Registration opens for charity race up London’s Gherkin

Posted on by John Cronin

Runners will get the chance to take part in a race with a difference next year – to the top of the Gherkin.

The charity race, organised to raise funds for the NSPCC, will see runners climb the 1,037 stairs of the iconic City of London skyscraper.

Registration has now opened for Step Change 2011, which will take place next March and for which limited spaces are available.

About ‘The Gherkin’

The Gherkin is one of the most recognisable office blocks in the City of London, if not the world. The unusually shaped skyscraper (hence the widely used nickname) is situated at 30 St Mary Axe on the former site of the Baltic Exchange.

Standing at 180m tall, it is, for the time being at least, the second most tallest building in the City of London and the sixth tallest in London.

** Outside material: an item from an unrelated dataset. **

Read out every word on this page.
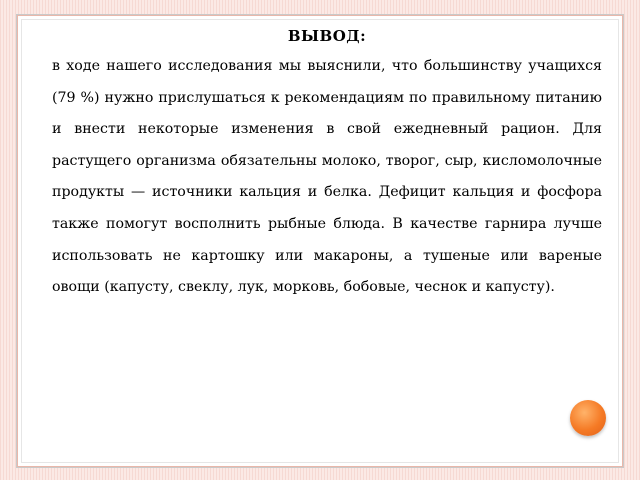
ВЫВОД:

в ходе нашего исследования мы выяснили, что большинству учащихся (79 %) нужно прислушаться к рекомендациям по правильному питанию и внести некоторые изменения в свой ежедневный рацион. Для растущего организма обязательны молоко, творог, сыр, кисломолочные продукты — источники кальция и белка. Дефицит кальция и фосфора также помогут восполнить рыбные блюда. В качестве гарнира лучше использовать не картошку или макароны, а тушеные или вареные овощи (капусту, свеклу, лук, морковь, бобовые, чеснок и капусту).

Despite the curved shape of the building there is just one piece of curved glass in the structure that being the lens at the apex of the tower. Designed by architects Foster and Partners the award winning building was based upon a radial plan to ensure that it met with a site that was somewhat space constrained. The maximum circumference of the building at 178m is just 2m less than its height.

Offering 76,400 sq m of floor space over 41 floors the Gherkin offers premium Grade A office accommodation along with a retail shopping arcade. Described by the architects as being the first ecological tall building in London, the energy-conscious enclosure of the structure resolves walls and roof in to a continuous triangulated skin, allowing column-free floor space, light and views.

The Gherkin widens in profile as it rises and tapers towards the tower apex. This distinctive form of the building is in response to the constraints of the site and as such:

  • the building appears more slender than a rectangular block of equivalent size
  • reflections are reduced and transparency is improved
  • the slimming profile towards the base maximises the public realm at ground level
  • the profile reduces the amount of wind deflected to the ground compared with a rectilinear tower of similar size, helping to maintain pedestrian comfort at street level.

The building has a fully glazed facade maximising the available natural light (modified by solar control blinds) and affording spectacular views across London from all offices. The facade has opening panels that draw fresh air in to the communal spaces the spiral up the building. This system reduces the towers reliance on air conditioning and together with other sustainable measures, means that the building is expected to use up to half the energy consumed by air-conditioned office towers.

The building was chosen as the winner of the  RIBA (Royal Institute of British Architects) Sterling Prize 2004 after receiving a unanimous decision from the judging panel.

Originally developed for insurance giant Swiss Re the building is currently let to several companies.